Experience with Grapevine: The Growth of a Distributed System
Michael D. Schroeder, et al. - 1984
-------------------------------------------------------------

Summary: This paper presents the author's experience in scaling
Grapevine, an early distributed system that provided message delivery,
naming, authentication, and resource location services to Xerox sites.

System overview: replication in Grapevine

  - Message delivery: Servers accept any mesasge for delivery, thus
    providing replicated submission service.  All users have inboxes
    on at least two servers, thus replicating the delivery path.

  - Registration: Hierarchical names [name].[registry] are mapped to
    information about users, machines, access control lists, etc. in
    the registration database.  The database is distributed and
    replicated at the level of a registry.

System scalability: design goals and experiences

  - Ideal scalability: The cost of any computation performed by a
    single server should not grow as a function of the total system
    load or the number of servers in the system.  This way, the power
    of an individual server won't limit the growth of the system.
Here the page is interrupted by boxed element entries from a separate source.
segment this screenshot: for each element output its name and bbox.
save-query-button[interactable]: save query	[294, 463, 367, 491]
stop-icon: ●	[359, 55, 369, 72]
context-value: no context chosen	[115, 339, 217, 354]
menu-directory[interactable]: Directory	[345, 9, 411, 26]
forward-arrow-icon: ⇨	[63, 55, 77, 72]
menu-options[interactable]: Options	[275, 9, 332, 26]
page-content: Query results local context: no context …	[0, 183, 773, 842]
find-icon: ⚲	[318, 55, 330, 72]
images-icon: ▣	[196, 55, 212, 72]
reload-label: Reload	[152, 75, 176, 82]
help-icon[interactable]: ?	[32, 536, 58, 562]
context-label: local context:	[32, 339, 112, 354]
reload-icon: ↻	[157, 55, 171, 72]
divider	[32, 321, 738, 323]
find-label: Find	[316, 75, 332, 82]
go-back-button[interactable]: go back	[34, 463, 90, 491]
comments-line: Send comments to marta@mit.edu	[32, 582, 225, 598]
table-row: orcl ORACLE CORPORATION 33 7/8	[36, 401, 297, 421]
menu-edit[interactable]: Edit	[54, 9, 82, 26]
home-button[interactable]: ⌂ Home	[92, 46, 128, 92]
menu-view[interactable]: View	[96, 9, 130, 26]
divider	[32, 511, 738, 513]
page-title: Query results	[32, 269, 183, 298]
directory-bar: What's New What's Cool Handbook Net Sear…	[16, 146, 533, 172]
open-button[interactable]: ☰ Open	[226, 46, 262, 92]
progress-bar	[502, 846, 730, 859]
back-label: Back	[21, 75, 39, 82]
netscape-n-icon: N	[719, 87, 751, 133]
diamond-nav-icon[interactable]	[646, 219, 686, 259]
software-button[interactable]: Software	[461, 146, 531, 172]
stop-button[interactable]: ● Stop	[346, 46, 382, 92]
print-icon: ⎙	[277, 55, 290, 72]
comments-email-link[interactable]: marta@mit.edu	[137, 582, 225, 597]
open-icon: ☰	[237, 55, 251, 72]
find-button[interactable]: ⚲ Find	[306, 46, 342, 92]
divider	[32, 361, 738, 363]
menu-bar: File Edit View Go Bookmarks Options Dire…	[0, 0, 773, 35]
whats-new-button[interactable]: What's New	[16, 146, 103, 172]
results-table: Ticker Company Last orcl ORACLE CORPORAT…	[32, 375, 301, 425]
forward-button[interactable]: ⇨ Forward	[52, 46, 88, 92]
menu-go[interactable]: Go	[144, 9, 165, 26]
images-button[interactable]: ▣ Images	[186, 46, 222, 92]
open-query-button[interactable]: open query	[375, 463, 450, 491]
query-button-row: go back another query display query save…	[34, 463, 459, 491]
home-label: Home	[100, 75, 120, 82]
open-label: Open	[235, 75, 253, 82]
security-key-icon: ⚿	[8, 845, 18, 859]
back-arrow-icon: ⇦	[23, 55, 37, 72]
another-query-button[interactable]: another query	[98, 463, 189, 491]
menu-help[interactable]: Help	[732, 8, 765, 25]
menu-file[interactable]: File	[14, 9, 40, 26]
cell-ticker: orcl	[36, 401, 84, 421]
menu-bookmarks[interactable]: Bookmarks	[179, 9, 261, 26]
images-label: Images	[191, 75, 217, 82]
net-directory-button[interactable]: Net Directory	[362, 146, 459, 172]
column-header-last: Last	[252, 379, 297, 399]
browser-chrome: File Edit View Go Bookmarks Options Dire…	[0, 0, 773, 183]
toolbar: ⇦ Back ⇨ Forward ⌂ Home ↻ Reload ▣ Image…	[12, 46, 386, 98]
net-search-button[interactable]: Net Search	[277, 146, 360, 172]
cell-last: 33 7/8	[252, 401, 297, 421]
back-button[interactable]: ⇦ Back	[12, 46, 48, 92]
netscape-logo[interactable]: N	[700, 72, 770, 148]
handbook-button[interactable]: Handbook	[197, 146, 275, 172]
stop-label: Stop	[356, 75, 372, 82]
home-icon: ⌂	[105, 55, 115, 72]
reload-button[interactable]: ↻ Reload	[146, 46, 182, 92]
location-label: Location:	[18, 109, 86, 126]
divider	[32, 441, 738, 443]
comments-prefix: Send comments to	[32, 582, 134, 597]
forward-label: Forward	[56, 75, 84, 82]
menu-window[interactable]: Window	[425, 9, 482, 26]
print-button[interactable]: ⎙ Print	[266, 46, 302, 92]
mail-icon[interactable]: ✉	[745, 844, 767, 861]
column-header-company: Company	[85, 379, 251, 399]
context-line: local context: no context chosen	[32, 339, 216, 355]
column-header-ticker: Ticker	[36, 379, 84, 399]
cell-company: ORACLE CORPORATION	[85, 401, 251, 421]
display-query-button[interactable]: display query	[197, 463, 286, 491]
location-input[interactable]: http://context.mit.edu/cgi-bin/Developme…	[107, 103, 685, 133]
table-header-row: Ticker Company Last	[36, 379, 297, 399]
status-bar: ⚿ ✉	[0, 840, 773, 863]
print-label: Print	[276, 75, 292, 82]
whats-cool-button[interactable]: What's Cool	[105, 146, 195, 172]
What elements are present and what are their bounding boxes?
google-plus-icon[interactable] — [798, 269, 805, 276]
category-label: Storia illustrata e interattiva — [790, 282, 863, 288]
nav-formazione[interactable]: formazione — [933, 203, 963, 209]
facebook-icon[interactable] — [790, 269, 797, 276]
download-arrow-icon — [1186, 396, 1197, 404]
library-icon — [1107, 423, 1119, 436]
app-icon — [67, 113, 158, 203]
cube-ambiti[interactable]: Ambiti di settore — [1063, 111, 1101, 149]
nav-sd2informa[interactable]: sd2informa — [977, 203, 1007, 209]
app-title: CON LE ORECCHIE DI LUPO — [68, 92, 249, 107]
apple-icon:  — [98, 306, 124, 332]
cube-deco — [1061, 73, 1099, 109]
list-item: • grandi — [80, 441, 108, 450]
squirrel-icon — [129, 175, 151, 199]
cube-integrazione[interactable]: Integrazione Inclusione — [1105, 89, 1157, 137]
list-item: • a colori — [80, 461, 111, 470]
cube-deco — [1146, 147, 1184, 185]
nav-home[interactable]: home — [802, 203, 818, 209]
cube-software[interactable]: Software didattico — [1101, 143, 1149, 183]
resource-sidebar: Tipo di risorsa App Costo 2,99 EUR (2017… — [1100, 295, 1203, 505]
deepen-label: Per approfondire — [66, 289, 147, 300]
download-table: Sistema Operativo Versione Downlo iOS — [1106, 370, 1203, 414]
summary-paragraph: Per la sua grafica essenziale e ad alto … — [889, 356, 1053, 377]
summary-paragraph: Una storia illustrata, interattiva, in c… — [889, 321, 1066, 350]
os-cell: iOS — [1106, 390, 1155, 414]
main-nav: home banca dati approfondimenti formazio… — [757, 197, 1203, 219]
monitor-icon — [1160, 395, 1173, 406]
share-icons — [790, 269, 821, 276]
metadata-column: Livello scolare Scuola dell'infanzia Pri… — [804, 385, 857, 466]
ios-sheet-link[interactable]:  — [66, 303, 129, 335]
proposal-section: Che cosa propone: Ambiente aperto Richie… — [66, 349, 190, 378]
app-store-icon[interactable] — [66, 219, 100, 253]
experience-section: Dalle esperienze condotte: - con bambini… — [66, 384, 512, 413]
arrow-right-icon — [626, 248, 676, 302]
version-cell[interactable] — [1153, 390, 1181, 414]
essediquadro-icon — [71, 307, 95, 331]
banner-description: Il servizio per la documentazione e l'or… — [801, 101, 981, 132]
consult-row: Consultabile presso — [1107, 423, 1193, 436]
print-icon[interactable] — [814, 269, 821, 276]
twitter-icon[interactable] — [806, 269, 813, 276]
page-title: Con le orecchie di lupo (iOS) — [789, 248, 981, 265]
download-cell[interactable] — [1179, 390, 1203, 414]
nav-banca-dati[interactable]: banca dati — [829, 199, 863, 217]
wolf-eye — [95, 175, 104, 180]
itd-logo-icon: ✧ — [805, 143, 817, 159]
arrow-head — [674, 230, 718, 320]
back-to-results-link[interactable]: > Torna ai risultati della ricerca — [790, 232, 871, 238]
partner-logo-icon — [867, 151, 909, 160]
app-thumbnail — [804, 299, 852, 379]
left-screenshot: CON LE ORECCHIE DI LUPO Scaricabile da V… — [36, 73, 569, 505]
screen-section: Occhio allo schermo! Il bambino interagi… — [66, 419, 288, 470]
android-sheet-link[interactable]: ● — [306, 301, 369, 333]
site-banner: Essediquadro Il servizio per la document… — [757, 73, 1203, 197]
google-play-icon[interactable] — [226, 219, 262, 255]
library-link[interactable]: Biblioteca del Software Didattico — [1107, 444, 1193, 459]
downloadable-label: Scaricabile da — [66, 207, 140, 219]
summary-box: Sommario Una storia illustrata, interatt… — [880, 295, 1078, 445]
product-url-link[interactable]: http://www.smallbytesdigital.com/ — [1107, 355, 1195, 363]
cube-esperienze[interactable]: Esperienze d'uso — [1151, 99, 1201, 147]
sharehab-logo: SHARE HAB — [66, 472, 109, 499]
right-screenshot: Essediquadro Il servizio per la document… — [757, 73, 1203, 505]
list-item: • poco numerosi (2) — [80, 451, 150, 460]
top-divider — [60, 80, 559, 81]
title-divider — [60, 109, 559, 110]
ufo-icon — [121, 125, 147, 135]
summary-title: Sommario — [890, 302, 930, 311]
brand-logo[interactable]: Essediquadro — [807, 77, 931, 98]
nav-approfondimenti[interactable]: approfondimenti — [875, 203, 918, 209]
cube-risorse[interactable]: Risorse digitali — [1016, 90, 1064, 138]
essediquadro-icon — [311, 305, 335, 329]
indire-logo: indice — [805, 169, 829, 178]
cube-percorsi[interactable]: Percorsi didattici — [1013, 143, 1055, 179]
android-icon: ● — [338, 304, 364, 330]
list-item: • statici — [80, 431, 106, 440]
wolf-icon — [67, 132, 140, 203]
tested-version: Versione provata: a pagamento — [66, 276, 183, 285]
  - Limited scalability: The design goal was to be able to expand
    system capacity up to 30 servers and 10,000 users by adding more
    servers of fixed power rather than using more powerful servers.

  - The cost of ideal scalability would have been added complexity and
    reduced performance.  For example, in Grapevine, this would
    involve adding another layer to the naming hierarchy and keeping
    only partial configuration information in each server.

System configuration: manual configuration is hard

  - For example, in Grapevine, there are many factors involved in
    choosing a distribution of registry replicas and inboxes and it is
    hard to develop guidelines for making such decisions.

Transparency of distribution and replication: not so transparent

  - As in a lot of distributed systems, the system appears to be one
    large computer except for performance and error handling.

  - Lesson: Users want to know the system's state of availability.  If
    a user cannot access his inbox, he wants to know what the problem
    is so that he has an idea of how long the problem might last.

Reliability:

  - The primary technique for achieving high reliability is
    replication.  Thus, reliability becomes a problem of resource
    management.  Lack of resources can lead to system paralysis.
    Using redundancy requires the system to have spare resources under
    normal operation.  Such extra capacity is also important for
    handling peak loads gracefully.

Questions:

  - Should one design for ideal scalability or the limited scalability
    of Grapevine?  What are the costs of making one decision over the
    other?

  - Certain things in distributed systems simply take time and have
    different failure modes than they would in a single-computer
    system, and people accept that (e.g., registry propogations in
    Grapevine, DNS propogation).  Should we give up on trying to
    achieve transparency when things like performance and error
    detection simply cannot be made transparent (e.g., RPC)?